What Is the Limit of the Sequence as \( n \) Approaches Infinity?

[DrummingAtom]

Homework Statement

Find the limit of the sequence

$$\lim n\rightarrow \infty \frac{e^n+3^n}{5^n}$$

Homework Equations

The Attempt at a Solution

L'Hopital's rule never ends with this one. But even after taking the first derivative of the top and bottom it shows that 5^x will always be grower faster than the combined derivatives of the top.

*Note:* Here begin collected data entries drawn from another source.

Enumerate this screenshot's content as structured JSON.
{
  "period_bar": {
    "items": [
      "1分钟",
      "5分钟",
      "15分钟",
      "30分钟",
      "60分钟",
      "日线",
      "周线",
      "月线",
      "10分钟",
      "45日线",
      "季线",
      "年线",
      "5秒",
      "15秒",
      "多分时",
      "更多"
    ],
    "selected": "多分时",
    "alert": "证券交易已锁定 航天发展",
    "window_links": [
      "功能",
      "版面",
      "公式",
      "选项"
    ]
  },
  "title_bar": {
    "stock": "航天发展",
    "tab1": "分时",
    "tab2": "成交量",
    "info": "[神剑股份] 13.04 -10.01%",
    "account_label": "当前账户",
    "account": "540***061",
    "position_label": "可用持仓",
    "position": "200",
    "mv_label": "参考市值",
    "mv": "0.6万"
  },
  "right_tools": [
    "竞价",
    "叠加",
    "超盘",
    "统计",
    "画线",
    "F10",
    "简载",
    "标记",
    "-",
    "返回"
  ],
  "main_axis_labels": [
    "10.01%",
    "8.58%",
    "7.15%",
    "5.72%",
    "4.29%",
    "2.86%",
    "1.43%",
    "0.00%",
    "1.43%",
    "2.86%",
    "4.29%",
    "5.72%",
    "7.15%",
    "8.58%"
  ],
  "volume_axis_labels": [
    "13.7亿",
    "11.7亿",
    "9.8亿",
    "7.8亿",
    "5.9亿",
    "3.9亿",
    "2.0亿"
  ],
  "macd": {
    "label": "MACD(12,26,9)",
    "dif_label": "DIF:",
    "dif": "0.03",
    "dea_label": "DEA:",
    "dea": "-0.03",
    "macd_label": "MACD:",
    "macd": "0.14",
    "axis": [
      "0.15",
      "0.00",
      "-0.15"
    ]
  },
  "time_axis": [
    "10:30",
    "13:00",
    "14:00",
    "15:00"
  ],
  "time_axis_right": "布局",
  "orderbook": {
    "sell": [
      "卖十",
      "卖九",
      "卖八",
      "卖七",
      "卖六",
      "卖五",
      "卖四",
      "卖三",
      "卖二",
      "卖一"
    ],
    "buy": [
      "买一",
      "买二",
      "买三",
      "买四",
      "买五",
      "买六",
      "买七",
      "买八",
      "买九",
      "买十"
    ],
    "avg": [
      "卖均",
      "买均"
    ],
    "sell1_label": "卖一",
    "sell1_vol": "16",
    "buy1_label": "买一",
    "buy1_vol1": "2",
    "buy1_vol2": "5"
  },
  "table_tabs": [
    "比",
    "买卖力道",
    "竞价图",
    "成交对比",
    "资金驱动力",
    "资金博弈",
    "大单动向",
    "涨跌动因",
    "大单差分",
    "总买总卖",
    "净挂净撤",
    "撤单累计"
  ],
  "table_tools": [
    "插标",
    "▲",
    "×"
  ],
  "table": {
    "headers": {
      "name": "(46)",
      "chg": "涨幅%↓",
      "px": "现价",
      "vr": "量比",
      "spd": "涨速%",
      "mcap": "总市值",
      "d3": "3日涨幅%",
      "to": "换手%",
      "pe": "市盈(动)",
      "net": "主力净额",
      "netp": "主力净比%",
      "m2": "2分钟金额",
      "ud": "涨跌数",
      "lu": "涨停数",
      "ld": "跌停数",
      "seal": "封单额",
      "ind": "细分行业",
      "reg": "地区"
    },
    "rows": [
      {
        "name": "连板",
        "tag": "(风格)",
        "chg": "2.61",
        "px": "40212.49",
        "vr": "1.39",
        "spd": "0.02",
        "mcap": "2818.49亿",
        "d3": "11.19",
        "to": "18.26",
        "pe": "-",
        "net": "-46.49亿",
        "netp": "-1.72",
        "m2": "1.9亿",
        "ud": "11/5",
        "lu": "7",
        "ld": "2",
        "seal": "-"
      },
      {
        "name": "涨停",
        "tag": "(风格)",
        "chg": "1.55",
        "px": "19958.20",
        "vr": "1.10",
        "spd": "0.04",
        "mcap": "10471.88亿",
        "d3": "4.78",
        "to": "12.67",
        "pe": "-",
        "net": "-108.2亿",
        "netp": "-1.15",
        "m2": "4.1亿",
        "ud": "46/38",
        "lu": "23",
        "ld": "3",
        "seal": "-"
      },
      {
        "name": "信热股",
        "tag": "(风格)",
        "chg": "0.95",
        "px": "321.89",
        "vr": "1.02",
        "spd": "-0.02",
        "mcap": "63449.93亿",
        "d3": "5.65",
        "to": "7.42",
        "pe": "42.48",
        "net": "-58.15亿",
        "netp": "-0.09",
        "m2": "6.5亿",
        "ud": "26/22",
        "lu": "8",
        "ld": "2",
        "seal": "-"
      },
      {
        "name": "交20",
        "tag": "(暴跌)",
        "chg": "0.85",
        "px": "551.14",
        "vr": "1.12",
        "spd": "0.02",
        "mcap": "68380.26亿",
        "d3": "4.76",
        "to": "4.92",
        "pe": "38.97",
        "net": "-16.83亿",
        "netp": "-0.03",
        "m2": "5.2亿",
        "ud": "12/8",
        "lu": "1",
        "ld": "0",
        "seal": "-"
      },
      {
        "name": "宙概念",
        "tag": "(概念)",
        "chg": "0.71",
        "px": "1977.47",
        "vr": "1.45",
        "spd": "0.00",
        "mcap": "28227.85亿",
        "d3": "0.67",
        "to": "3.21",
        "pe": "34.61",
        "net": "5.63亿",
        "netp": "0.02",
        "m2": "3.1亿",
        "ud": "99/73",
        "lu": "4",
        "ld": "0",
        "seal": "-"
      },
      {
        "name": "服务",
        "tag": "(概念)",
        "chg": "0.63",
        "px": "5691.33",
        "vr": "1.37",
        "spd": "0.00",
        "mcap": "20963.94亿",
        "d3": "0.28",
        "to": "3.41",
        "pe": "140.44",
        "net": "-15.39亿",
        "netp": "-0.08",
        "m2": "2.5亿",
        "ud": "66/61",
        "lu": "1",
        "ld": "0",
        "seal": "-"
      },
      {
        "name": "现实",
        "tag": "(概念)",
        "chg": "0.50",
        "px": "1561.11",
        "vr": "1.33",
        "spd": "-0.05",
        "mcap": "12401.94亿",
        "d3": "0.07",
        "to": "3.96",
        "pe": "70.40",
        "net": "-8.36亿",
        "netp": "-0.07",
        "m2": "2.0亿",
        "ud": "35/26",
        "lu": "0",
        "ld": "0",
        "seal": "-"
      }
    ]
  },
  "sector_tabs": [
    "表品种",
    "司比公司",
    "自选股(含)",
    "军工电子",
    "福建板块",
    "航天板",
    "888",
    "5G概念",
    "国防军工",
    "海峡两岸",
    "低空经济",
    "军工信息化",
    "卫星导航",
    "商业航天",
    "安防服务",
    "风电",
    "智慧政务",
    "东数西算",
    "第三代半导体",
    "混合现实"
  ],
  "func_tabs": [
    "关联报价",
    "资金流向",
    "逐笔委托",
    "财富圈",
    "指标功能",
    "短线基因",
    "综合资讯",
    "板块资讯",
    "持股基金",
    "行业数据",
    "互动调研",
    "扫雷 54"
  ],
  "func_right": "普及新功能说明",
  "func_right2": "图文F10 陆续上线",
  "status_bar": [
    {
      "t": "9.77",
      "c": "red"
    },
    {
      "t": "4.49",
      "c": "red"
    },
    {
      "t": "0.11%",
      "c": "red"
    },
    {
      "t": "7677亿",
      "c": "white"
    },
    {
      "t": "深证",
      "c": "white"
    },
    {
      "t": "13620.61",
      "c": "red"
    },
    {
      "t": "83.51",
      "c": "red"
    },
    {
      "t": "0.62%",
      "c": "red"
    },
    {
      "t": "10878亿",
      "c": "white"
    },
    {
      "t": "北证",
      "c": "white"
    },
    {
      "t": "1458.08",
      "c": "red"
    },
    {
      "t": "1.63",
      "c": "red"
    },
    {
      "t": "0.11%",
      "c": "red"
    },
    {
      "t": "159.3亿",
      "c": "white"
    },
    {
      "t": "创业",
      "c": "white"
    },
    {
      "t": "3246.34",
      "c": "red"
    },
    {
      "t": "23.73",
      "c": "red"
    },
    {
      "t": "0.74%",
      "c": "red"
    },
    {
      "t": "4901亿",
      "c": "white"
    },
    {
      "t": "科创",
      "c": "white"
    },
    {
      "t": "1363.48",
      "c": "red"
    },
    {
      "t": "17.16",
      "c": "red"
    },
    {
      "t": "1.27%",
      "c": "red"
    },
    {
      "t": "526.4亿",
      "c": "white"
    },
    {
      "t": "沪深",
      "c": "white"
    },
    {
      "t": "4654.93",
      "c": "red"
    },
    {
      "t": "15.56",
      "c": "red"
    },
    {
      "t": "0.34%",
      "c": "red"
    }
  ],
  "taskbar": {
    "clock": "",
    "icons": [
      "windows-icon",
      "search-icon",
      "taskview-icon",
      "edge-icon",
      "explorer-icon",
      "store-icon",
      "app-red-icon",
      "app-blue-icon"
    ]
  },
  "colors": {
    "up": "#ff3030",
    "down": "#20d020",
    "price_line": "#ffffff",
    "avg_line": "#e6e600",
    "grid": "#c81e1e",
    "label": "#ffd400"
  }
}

$$\frac{e^n + ln(3)3^n)}{ln(5)5^n}$$

Assuming that I only pick values greater than 1, because this problem is a sequence, then I will always have the bottom value of the derivative greater than the combined values of the top. Does prove that the denominator is growing faster than the top? It's seems kinda hokey to just say that.

 

[icystrike]

No need L'Hopital Rule ... (Dont abandon ur basic tools when u are equipped with advanced tools)

$$\frac{e^{n}}{5^{n}} = (\frac{e}{5})^{n}$$

What can u say abt the fraction as $$n\rightarrow\infty$$ ?

Likewise repeat the similar argument for 3/5

 

[gomunkul51]

You have the right idea! and surely 5ⁿ grows faster than the other bases.
A nice way to show this is by the "squeeze theorem". i.e. bound the expression above and below by expressions that are a bit smaller and a bit larger and show they all go to the same limit, thus the "squeezed" expression has the same limit.